Uncomfortable, scared, confused.
That's how I felt on the other side of the table, on the patient side. Even though I'm in medicine, I sat in the consult room with my father in a low level of despair. I've personally been on the patient side many times before - so why was I low key spazzing out?
I never like to break out the "I'm in medicine" card or overstep when I feel I need to respect their role as provider and mine as patient/family. I think it also helps me understand what it feels like on the other side, to hopefully better treat my future patients.
I think it's about control, or lack of it. If the problem resides with me, I have the capability to fix it, or at least work through it. But if my father was sick? How do I be there for him in a way that is comforting, informative, and helpful? I know this sounds like a simple thing - be there for your family and friends, something I do every day. And be comforting and there for your patients, that I did daily as well. But the clash between my two worlds was an interesting one, and I don't think medical school prepares you for it.

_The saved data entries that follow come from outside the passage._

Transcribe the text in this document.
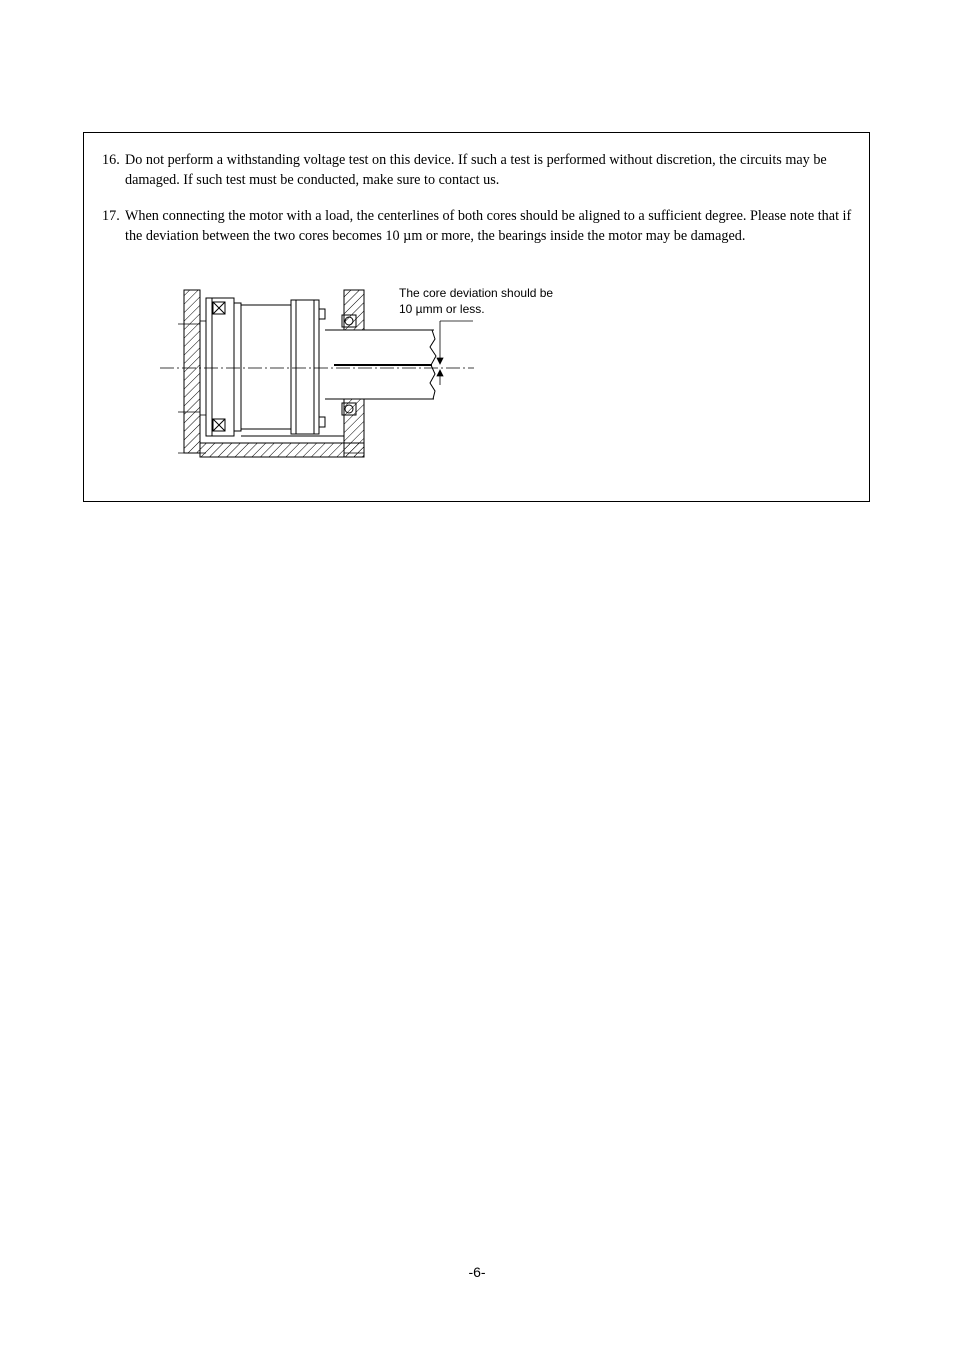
16. Do not perform a withstanding voltage test on this device. If such a test is performed without discretion, the circuits may be damaged. If such test must be conducted, make sure to contact us.
17. When connecting the motor with a load, the centerlines of both cores should be aligned to a sufficient degree. Please note that if the deviation between the two cores becomes 10 µm or more, the bearings inside the motor may be damaged.
The core deviation should be 10 µmm or less.
-6-
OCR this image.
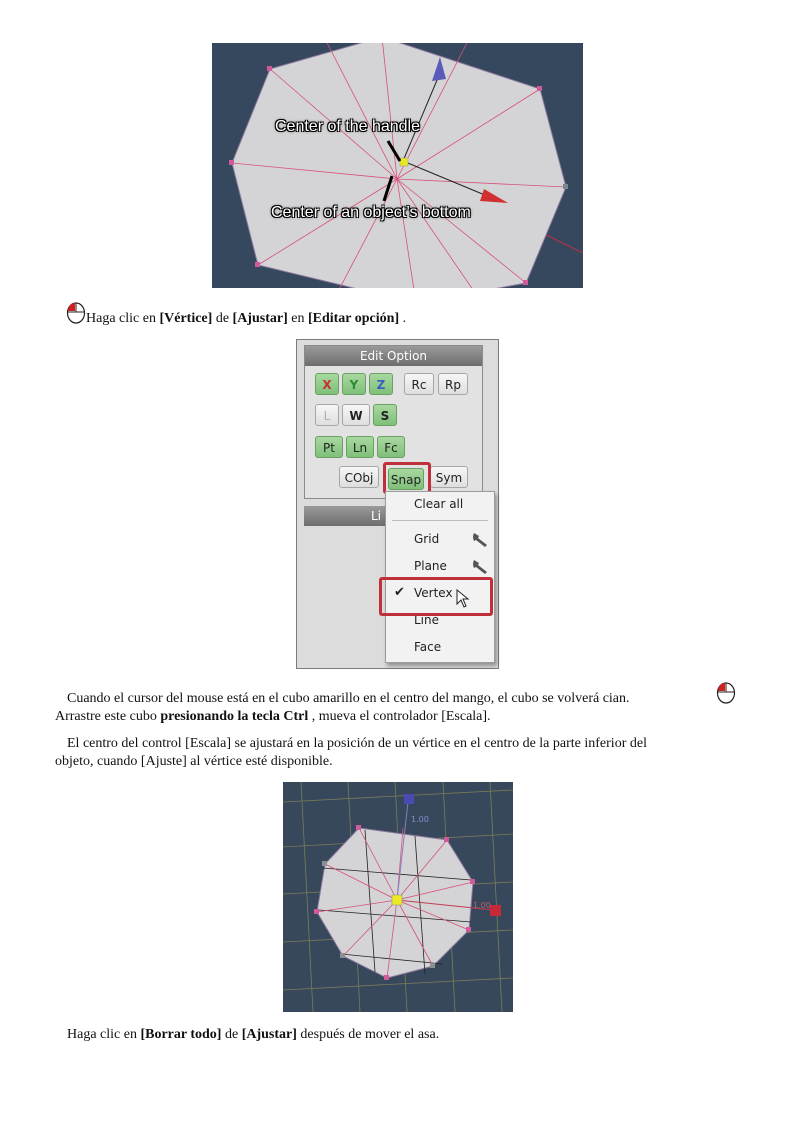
Center of the handle
Center of an object’s bottom
Haga clic en [Vértice] de [Ajustar] en [Editar opción] .
Edit Option
X	Y	Z	Rc	Rp
L	W	S
Pt	Ln	Fc
CObj	Snap	Sym
Li
Clear all
Grid
Plane
✔ Vertex
Line
Face
Cuando el cursor del mouse está en el cubo amarillo en el centro del mango, el cubo se volverá cian.
Arrastre este cubo presionando la tecla Ctrl , mueva el controlador [Escala].
El centro del control [Escala] se ajustará en la posición de un vértice en el centro de la parte inferior del
objeto, cuando [Ajuste] al vértice esté disponible.
1.00
1.00
Haga clic en [Borrar todo] de [Ajustar] después de mover el asa.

So how do we prepare ourselves mentally (and physically)? Let's talk about transitions. Right now I'm entering one from medical school into residency, as a student into a resident physician. There is a huge divide between where I am now, and where I will be in 1 year. But until I go through it, I will still be the same person I am as a fourth year on day 1 of residency - and yet be expected to know and do everything as an intern. It'll be a process and a journey, one that I am looking forward to - because residency, just like medical school, cannot just be a means to an end. If it is, that's how we breed burnt out, jaded, and unhealthy physicians who are miserable. Because the system is broken.
Entering medical school, I thought of it as purely academic: a rigorous curriculum and hours and hours of non stop studying because dedication was the one thing that could get you through. And it is, but in a different perspective: perseverance. Every step of medicine has its hoops to jump through, and each is like a mental exercise to prepare you layer by layer, to become a future provider. Mentally, introspection and re-focus are key - asking yourself, what aspects are hard for me? What scares me? What can I do about it, and how does it help me become a better daughter, friend, person, provider? Physically, staying active and feeding your body whole nutrients to keep it fresh and alert to tackle each day.
This experience ultimately brought me back to the same questions that consistently motivate me to do & be my best:
If not me, who?
If not now, when?
Don't underestimate the little things, that end up being the big things for patients - like being compassionate, explaining thoroughly without jargon, and being happy to help. Being a human first helps you as well as the patient.